L'ouverture à la diversité est un gage de
réussite.
L'école multiethnique n'est
pas nécessairement un endroit de perdition pour les élèves
québécois «de souche». Ils peuvent très
bien mettre à profit - pour leur développement professionnel
et social - le contexte particulier de ces écoles à
condition toutefois de faire preuve d'ouverture envers leurs compagnons
et compagnes d'autres origines.
C'est l'une des conclusions que l'on peut tirer d'une étude
comparative effectuée par Jacques Perron, professeur au
Département de psychologie, auprès de 1031 élèves
d'écoles secondaires francophones uniethniques et multiethniques.

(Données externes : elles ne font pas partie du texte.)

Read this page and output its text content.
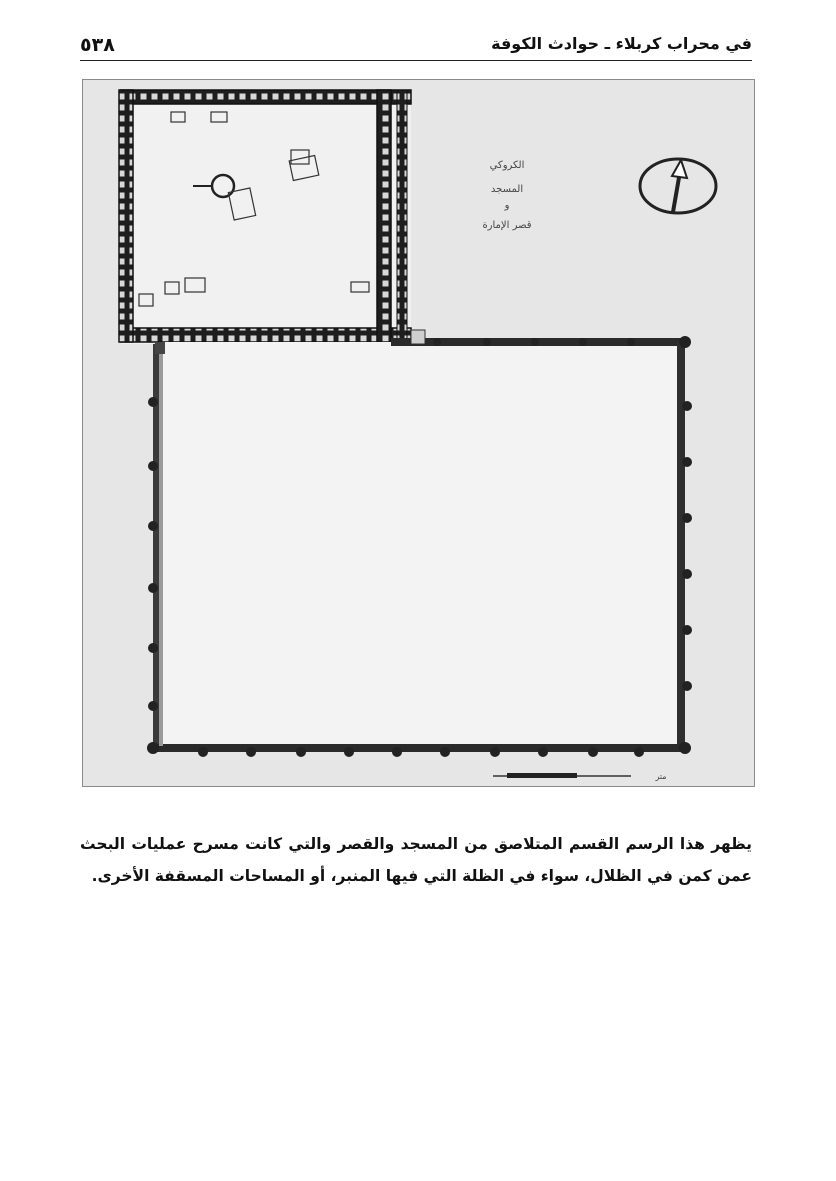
٥٣٨	في محراب كربلاء ـ حوادث الكوفة
الكروكي
المسجد
و
قصر الإمارة
متر

يظهر هذا الرسم القسم المتلاصق من المسجد والقصر والتي كانت مسرح عمليات البحث عمن كمن في الظلال، سواء في الظلة التي فيها المنبر، أو المساحات المسقفة الأخرى.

L'étude visait entre autres à mesurer si les efforts
investis par les adolescents de groupes ethniques minoritaires
dans le développement de leur identité ethnique
et de leur identité personnelle avaient un impact positif
ou négatif sur le développement de leur identité
professionnelle.
Par «développement professionnel», le professeur
désigne les démarches de réflexion et d'information
entreprises par l'adolescent pour se définir un plan d'études
en fonction d'une future carrière. Le développement
de l'identité ethnique est quant à lui mesuré
par la connaissance des moeurs et coutumes de son groupe ethnique
et par l'engagement dans ce groupe d'appartenance. Le troisième
élément, l'identité personnelle et sociale,
concerne l'état d'âme actuel de l'élève
vis-à-vis de lui-même et des autres.
Développement complémentaire
«C'est la première fois qu'une étude cherche
à clarifier les liens entre ces trois formes de développement
chez les Québécois de souche et chez les néo-Québécois
en milieux scolaires à la fois uniethniques et multiethniques»,
souligne Jacques Perron.
Aux États-Unis, des études ont indiqué que
le développement de l'identité ethnique chez des
minorités interfère de façon négative
avec le développement professionnel et social parce qu'il
accapare un surcroît de temps et d'énergie chez l'adolescent.
La recherche du professeur Perron infirme ces résultats.
«Les trois formes de développement sont reliées
de façon complémentaire et non rivale, tire-t-il
comme première conclusion. Mieux l'élève
développe l'un des éléments, mieux les deux
autres seront développés. Ceci est vrai autant pour
les Québécois en milieu uniethnique que pour les
néo-Québécois en milieu multiethnique.»
Selon le chercheur, le processus de développement est le
même pour les trois identités, si bien que l'adolescent
effectue une transposition des motivations et des habiletés
acquises d'un domaine à l'autre.
Par contre, la dynamique suit une construction différente
pour les Québécois en milieu multiethnique. «Chez
eux, la donnée concernant le développement ethnique
n'est pas significative. Ce qui distingue ceux qui ont un haut
score dans le développement professionnel, c'est leur degré
d'ouverture aux autres, qui est l'un des éléments
du développement personnel et social. Cette ouverture aux
autres constitue pour eux le pendant de l'identité ethnique.»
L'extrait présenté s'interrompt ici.